Notes de bas de page
1 Ce risque est présent quand bien même le dispositif suggère la violence plus qu’il ne la montre.
2 En Suisse, « en droit civil, le concept de discernement est une notion relative, si bien qu’on ne peut d’emblée exclure qu’un handicapé mental soit dépourvu de la faculté d’agir raisonnablement dans tous les actes de sa vie. Sa capacité civile dépend, dans chaque cas, de l’acte particulier en cause et de la représentation qu’en a la personne concernée, et il suffit d’admettre que le handicapé peut saisir la portée de l’engagement qu’il va souscrire pour admettre que le discernement existe » (Nicod, 1996, p. 12).
3 Dans les procédures de recherche et de prévention menées dans la population ordinaire, on sait que ce risque peut atteindre 3-4 % de la population concernée par l’étude (Briggs, 1991 ; Hazzard et al., 1991).
4 Au moment de la recherche (décembre 2006), les EPSE étaient engagés dans un processus de fusion avec le Centre d’intégration professionnelle, autre grande structure genevoise. Depuis le premier trimestre 2008, une nouvelle loi définit leurs finalités, les moyens mis à disposition, leur organisation, le statut du personnel et les conditions d’admission ; la nouvelle entité se nomme EPI (Etablissements publics pour l’intégration). La démarche de recherche s’est inscrite dans une organisation en grande mutation.

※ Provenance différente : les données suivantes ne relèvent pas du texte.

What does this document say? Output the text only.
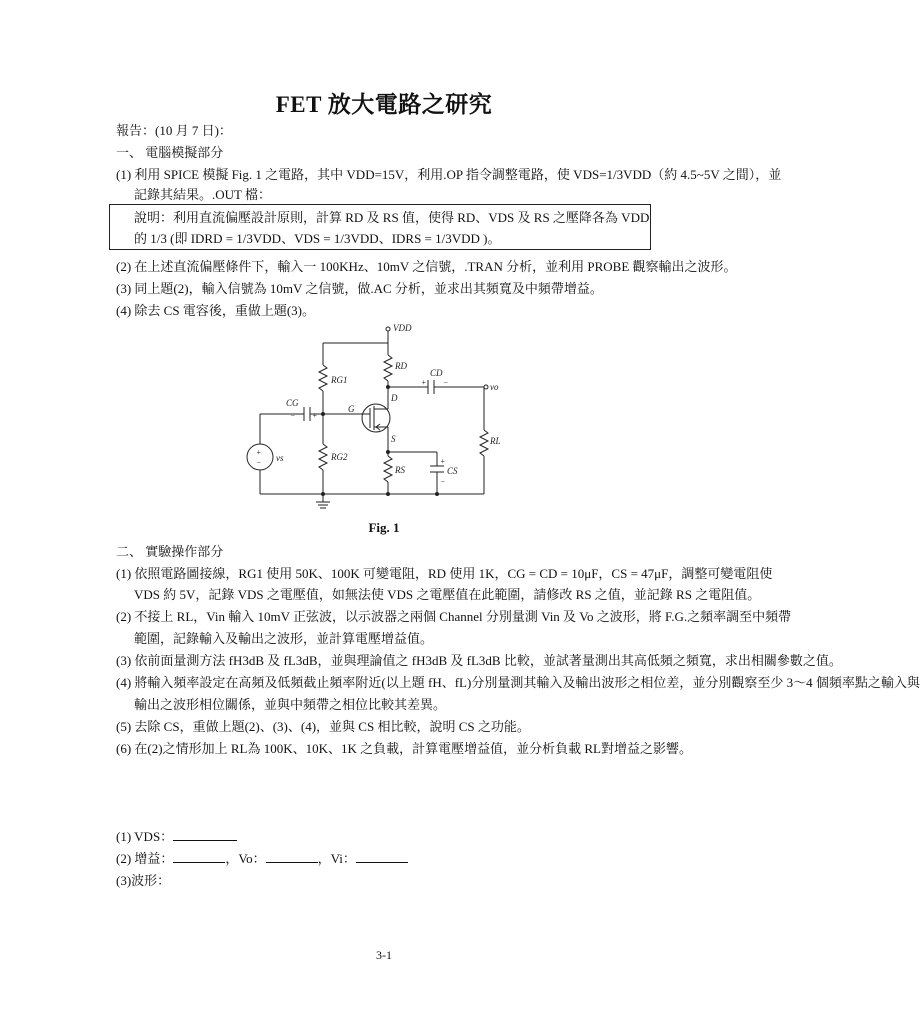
FET 放大電路之研究
報告：(10 月 7 日)：
一、 電腦模擬部分
(1) 利用 SPICE 模擬 Fig. 1 之電路，其中 VDD=15V，利用.OP 指令調整電路，使 VDS=1/3VDD（約 4.5~5V 之間），並
記錄其結果。.OUT 檔：
說明：利用直流偏壓設計原則，計算 RD 及 RS 值，使得 RD、VDS 及 RS 之壓降各為 VDD 的 1/3 (即 IDRD = 1/3VDD、VDS = 1/3VDD、IDRS = 1/3VDD )。
(2) 在上述直流偏壓條件下，輸入一 100KHz、10mV 之信號，.TRAN 分析，並利用 PROBE 觀察輸出之波形。
(3) 同上題(2)，輸入信號為 10mV 之信號，做.AC 分析，並求出其頻寬及中頻帶增益。
(4) 除去 CS 電容後，重做上題(3)。
VDD
RD
CD
vo
RG1
RG2
CG
G
D
S	RL
RS	CS
vs
+
−
+ −
− +
+
−
Fig. 1
二、 實驗操作部分
(1) 依照電路圖接線，RG1 使用 50K、100K 可變電阻，RD 使用 1K，CG = CD = 10μF，CS = 47μF，調整可變電阻使
VDS 約 5V，記錄 VDS 之電壓值，如無法使 VDS 之電壓值在此範圍，請修改 RS 之值，並記錄 RS 之電阻值。
(2) 不接上 RL，Vin 輸入 10mV 正弦波，以示波器之兩個 Channel 分別量測 Vin 及 Vo 之波形，將 F.G.之頻率調至中頻帶
範圍，記錄輸入及輸出之波形，並計算電壓增益值。
(3) 依前面量測方法 fH3dB 及 fL3dB，並與理論值之 fH3dB 及 fL3dB 比較，並試著量測出其高低頻之頻寬，求出相關參數之值。
(4) 將輸入頻率設定在高頻及低頻截止頻率附近(以上題 fH、fL)分別量測其輸入及輸出波形之相位差，並分別觀察至少 3～4 個頻率點之輸入與
輸出之波形相位關係，並與中頻帶之相位比較其差異。
(5) 去除 CS，重做上題(2)、(3)、(4)，並與 CS 相比較，說明 CS 之功能。
(6) 在(2)之情形加上 RL為 100K、10K、1K 之負載，計算電壓增益值，並分析負載 RL對增益之影響。
(1) VDS：
(2) 增益：	，Vo：	，Vi：
(3)波形：
3-1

Dans ce rapport, seront toutefois retenues la dénomination et les caractéristiques du fonctionnement des EPSE.
5 Par exemple : « Connaître les EPSE », « Contrat de travail : mes droits et devoirs », « Hygiène, sécurité chez moi », « Préserver son dos au travail », « Savoir gérer son stress au travail », « Bien communiquer en toute circonstance, démontrer mon savoir-vivre », « Prévention routière », « Mon corps, ma santé, mes médicaments », « Ma vie affective et sexuelle ». Le programme de l’offre de formations est préparé avec un groupe comprenant des usagers. Les personnes sont libres de s’y inscrire. Seize formations fréquentées par cent quatre participants ont eu lieu en 2005.

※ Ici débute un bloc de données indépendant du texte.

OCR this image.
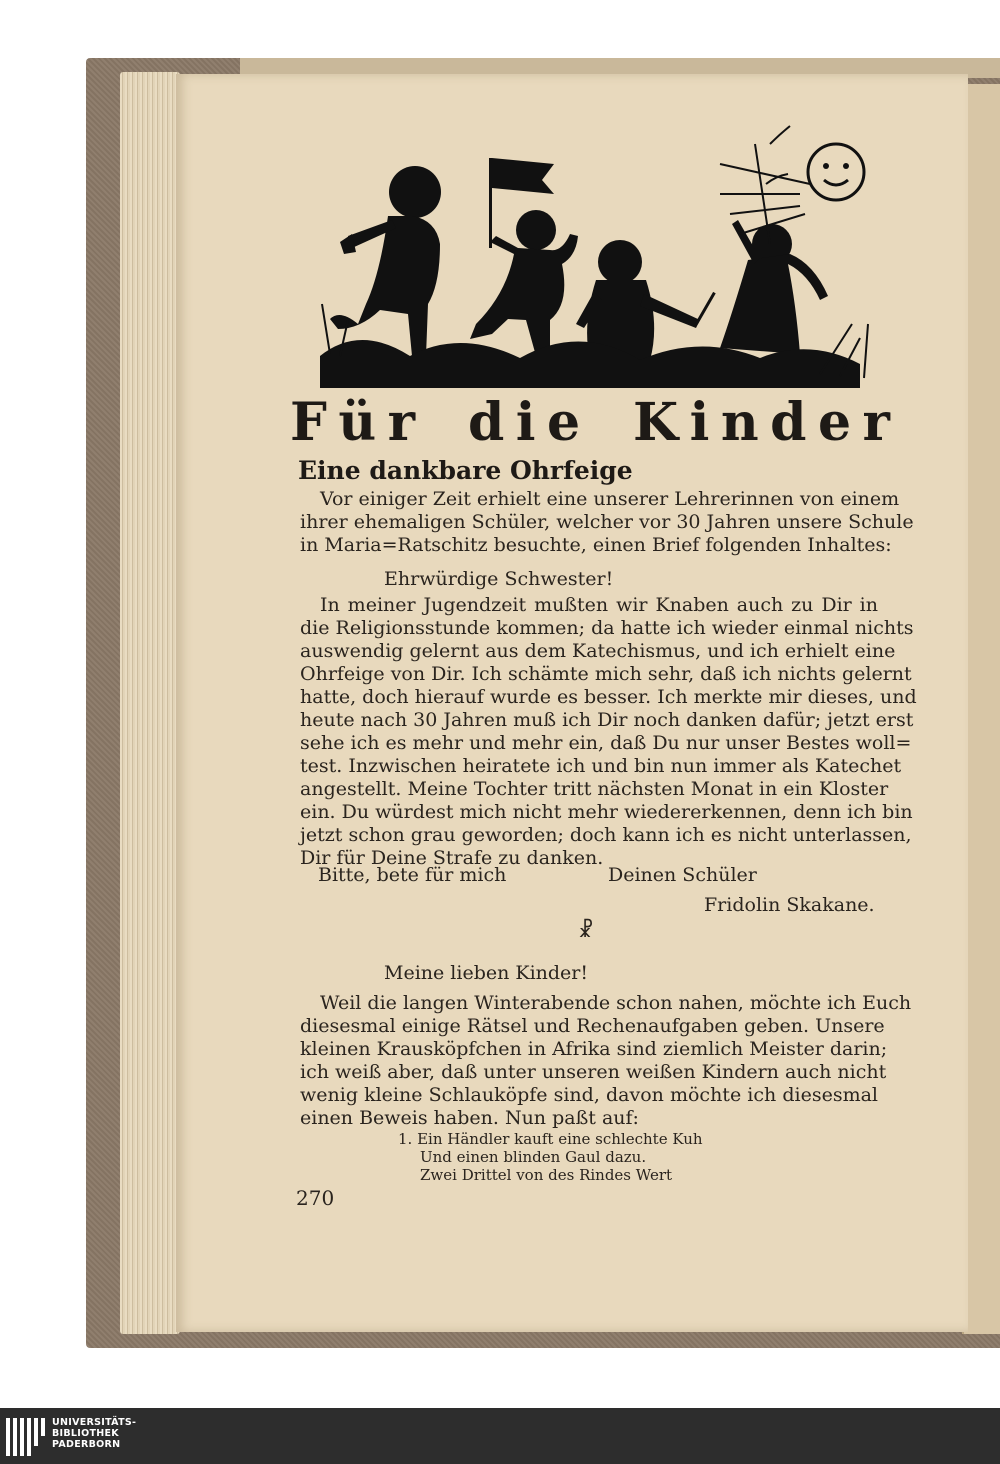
F ü r d i e K i n d e r
Eine dankbare Ohrfeige
Vor einiger Zeit erhielt eine unserer Lehrerinnen von einem
ihrer ehemaligen Schüler, welcher vor 30 Jahren unsere Schule
in Maria=Ratschitz besuchte, einen Brief folgenden Inhaltes:
Ehrwürdige Schwester!
In meiner Jugendzeit mußten wir Knaben auch zu Dir in
die Religionsstunde kommen; da hatte ich wieder einmal nichts
auswendig gelernt aus dem Katechismus, und ich erhielt eine
Ohrfeige von Dir. Ich schämte mich sehr, daß ich nichts gelernt
hatte, doch hierauf wurde es besser. Ich merkte mir dieses, und
heute nach 30 Jahren muß ich Dir noch danken dafür; jetzt erst
sehe ich es mehr und mehr ein, daß Du nur unser Bestes woll=
test. Inzwischen heiratete ich und bin nun immer als Katechet
angestellt. Meine Tochter tritt nächsten Monat in ein Kloster
ein. Du würdest mich nicht mehr wiedererkennen, denn ich bin
jetzt schon grau geworden; doch kann ich es nicht unterlassen,
Dir für Deine Strafe zu danken.
Bitte, bete für mich	Deinen Schüler
Fridolin Skakane.
☧
Meine lieben Kinder!
Weil die langen Winterabende schon nahen, möchte ich Euch
diesesmal einige Rätsel und Rechenaufgaben geben. Unsere
kleinen Krausköpfchen in Afrika sind ziemlich Meister darin;
ich weiß aber, daß unter unseren weißen Kindern auch nicht
wenig kleine Schlauköpfe sind, davon möchte ich diesesmal
einen Beweis haben. Nun paßt auf:
1. Ein Händler kauft eine schlechte Kuh
Und einen blinden Gaul dazu.
Zwei Drittel von des Rindes Wert
270
UNIVERSITÄTS-
BIBLIOTHEK
PADERBORN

6 Centres cantonaux offrant des consultations gratuites et strictement confidentielles aux personnes victimes de violences physiques, sexuelles ou psychiques, telles que prévues dans la LAVI (Loi fédérale sur l’aide aux victimes d’infractions), entrée en vigueur en 1993.
7 Ces nouveaux paradigmes ont également induit des changements terminologiques. A leur suite, l’expression « personne en situation de handicap » a été privilégiée dans cet ouvrage, quand bien même il est parfois fait usage des termes « personnes handicapées » pour alléger le propos.

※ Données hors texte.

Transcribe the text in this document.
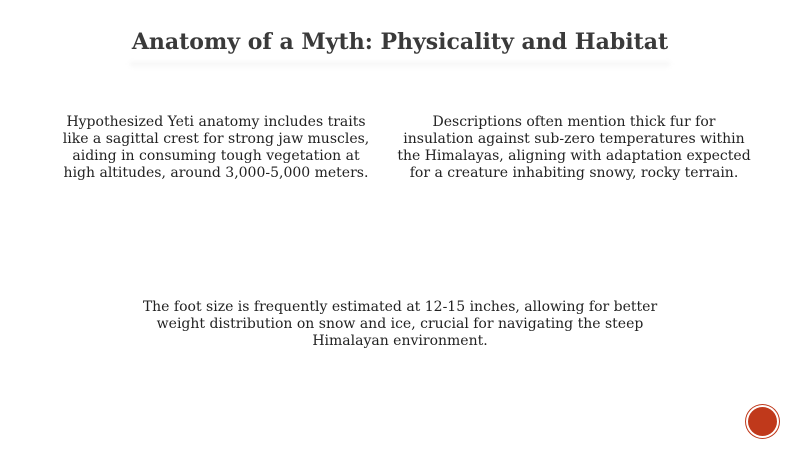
Anatomy of a Myth: Physicality and Habitat

Hypothesized Yeti anatomy includes traits like a sagittal crest for strong jaw muscles, aiding in consuming tough vegetation at high altitudes, around 3,000-5,000 meters.

Descriptions often mention thick fur for insulation against sub-zero temperatures within the Himalayas, aligning with adaptation expected for a creature inhabiting snowy, rocky terrain.

The foot size is frequently estimated at 12-15 inches, allowing for better weight distribution on snow and ice, crucial for navigating the steep Himalayan environment.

8 Les renseignements présentés sont issus d’un bref questionnaire adressé aux participants en début de recherche. Les chercheuses ont aidé individuellement les personnes handicapées à compléter ces informations, lorsque cela était nécessaire.
9 Cet auteur définit deux autres types de codage : le codage ouvert, qui n’est pas préétabli, mais qui émerge du corpus et le codage mixte, qui intègre à la fois une grille préétablie et des codes construits au fur et à mesure de l’analyse.